The Lion’s Den, a new nonpolitical formation of young men from the West Bank with a significant presence in the West Bank, seems to be allied with Islamic Jihad and the Al Aqsa Martyr’s Brigade. Both of these latter groups often work together and combined they make up the Jenin Brigades. In addition to the Lion’s Den, there are also little grouplings just like them that have sprung up all over the West Bank. They tend to fight in their areas alone.
The groups in Gaza are Hamas (close to Iran), Islamic Jihad (close to Iran), Al-Nasser Al-Saladin Brigades (armed Fatah rejectionists), the PFLP (they have a bigger presence here than in the West Bank, significant support from Iran), the Mujahedin Brigades (mostly in Gaza, hardly in the West Bank), Popular Resistance Committees (leftwing group close to Iran, only in Gaza, made up of family clans), the DFLP (Hard Left group with about zero presence in the West Bank, but a significant presence in Gaza), and the Al Aqsa Martyr’s Brigade (a small presence in Gaza, but most of their forces are in the West Bank.
All of these groups participated in the 10-7 invasion.
The PFLP-GC, a pro-Syrian group with a big presence in Lebanon and Syria, has a very small presence in Gaza and zero in the West Bank, but they have a strong presence in Lebanon and Syria.
There are also some very small Salafist groups in Gaza, but they are not in good terms with Hamas as Hamas thinks they’re too Islamist and the Salafists feel that the Hamas have sold out Islam because they have not imposed Islamic Law.
There is a Syrian wing of Islamic Jihad made up of Palestinian refugees in Syria.

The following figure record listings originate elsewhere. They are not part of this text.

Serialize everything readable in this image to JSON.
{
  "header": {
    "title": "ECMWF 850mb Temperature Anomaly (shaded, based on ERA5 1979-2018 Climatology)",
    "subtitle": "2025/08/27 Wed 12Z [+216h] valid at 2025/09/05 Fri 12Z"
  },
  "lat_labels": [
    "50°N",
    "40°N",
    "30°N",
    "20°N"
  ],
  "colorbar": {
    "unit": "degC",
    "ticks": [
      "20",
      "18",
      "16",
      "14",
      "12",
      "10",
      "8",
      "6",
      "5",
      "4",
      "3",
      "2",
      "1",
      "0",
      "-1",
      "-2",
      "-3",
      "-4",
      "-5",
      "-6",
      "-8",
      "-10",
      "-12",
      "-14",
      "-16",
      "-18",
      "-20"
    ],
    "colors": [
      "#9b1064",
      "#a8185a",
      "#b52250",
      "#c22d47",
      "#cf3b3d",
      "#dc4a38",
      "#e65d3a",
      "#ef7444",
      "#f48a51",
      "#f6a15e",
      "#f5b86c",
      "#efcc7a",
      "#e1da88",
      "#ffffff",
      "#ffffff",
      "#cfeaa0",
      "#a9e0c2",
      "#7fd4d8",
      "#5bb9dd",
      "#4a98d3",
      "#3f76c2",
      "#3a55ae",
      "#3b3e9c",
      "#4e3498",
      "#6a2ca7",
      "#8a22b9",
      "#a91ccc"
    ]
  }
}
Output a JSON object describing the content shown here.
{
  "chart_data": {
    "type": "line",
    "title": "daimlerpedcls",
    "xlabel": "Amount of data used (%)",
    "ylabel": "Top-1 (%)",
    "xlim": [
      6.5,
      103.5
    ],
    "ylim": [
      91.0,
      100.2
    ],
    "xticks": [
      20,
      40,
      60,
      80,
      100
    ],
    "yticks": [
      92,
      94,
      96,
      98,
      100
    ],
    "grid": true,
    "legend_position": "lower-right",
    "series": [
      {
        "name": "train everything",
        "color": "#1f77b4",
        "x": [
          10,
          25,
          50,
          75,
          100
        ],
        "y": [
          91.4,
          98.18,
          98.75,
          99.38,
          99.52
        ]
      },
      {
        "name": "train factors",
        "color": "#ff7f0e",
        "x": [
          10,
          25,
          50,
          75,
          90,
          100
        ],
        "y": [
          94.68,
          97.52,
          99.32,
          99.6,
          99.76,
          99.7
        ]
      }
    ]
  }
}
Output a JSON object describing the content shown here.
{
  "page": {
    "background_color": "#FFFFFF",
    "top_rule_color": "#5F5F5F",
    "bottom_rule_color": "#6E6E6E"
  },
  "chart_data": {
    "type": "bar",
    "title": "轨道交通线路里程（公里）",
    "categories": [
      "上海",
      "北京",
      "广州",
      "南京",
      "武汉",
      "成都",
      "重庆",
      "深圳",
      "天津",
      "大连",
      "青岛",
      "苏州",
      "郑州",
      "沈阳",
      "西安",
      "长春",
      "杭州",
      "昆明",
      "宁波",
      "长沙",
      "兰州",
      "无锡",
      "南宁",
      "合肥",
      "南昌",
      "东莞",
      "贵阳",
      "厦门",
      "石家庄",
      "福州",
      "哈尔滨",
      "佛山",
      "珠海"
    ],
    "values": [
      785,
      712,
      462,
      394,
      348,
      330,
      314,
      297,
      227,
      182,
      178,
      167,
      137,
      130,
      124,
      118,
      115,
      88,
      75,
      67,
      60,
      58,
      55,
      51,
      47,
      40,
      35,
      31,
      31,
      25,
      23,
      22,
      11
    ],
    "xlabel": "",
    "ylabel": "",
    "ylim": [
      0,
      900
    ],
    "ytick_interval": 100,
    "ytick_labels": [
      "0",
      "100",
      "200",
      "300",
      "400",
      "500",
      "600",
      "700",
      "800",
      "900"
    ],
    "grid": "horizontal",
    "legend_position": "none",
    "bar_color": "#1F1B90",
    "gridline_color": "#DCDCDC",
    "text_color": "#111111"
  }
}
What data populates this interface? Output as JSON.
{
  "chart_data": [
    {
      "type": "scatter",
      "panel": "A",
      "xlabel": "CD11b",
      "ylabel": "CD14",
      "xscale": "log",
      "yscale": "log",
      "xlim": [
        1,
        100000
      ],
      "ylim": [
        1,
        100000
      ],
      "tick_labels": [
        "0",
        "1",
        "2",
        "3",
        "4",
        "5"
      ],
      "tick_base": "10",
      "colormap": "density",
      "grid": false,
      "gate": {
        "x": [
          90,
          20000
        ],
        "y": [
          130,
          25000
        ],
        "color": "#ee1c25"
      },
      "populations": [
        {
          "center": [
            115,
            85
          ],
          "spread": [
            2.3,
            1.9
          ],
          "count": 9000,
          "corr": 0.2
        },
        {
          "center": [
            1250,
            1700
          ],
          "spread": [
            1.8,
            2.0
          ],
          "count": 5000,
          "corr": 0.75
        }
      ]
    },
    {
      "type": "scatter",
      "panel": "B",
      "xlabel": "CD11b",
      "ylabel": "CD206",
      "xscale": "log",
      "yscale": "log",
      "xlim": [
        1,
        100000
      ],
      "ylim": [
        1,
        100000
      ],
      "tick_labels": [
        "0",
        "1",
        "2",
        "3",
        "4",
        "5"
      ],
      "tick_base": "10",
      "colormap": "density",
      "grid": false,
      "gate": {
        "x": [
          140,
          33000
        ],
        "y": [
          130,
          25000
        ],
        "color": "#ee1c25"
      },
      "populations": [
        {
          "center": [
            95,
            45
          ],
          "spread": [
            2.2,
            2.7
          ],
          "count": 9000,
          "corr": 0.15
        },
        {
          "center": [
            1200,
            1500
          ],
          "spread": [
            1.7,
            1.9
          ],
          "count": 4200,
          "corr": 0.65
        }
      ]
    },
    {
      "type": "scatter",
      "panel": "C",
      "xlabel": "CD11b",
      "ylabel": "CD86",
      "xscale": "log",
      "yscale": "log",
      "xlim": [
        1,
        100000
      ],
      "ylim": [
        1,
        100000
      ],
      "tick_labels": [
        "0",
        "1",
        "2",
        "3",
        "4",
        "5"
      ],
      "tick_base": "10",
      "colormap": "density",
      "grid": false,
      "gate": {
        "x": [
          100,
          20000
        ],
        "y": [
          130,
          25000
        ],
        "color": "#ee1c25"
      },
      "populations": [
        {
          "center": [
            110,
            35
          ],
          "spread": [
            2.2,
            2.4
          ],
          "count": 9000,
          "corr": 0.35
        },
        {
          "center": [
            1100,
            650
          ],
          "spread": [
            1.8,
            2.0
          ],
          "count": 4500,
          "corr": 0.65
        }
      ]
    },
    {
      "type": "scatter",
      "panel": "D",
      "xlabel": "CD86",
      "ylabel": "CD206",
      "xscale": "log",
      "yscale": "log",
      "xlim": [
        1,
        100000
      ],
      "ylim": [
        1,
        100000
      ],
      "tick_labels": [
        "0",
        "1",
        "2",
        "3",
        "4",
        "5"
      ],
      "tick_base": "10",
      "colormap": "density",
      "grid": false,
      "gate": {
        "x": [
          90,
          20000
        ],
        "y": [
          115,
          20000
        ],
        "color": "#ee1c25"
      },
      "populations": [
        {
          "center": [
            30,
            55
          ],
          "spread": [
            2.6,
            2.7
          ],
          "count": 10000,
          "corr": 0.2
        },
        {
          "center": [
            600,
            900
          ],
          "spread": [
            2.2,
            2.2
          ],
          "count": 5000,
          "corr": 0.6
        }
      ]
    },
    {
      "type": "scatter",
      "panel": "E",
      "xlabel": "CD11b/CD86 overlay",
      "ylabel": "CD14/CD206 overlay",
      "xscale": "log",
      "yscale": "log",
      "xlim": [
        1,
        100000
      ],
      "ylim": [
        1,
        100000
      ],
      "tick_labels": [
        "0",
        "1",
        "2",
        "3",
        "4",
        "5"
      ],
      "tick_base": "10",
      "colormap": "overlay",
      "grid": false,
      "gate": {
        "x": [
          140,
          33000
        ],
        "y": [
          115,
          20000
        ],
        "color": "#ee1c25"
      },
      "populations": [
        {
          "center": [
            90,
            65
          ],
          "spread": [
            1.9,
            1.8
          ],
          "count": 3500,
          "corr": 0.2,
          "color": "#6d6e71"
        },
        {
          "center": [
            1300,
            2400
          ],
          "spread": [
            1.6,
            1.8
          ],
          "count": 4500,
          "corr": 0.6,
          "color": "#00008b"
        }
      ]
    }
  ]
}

They’ve participated in some of the fighting up in Lebanon.
There is also a small group of Sunni Lebanese who have taken up arms there. They fight alongside Hezbollah.
Hamas also has a significant presence in Lebanon. They mostly launch missiles.
There is an Islamic Jihad presence there too. They have staged a couple of incursions into Israel from Lebanon.
All of those groups up there operate under the control of Hezbollah. They have to get Hezbollah’s permission to engage in any attacks.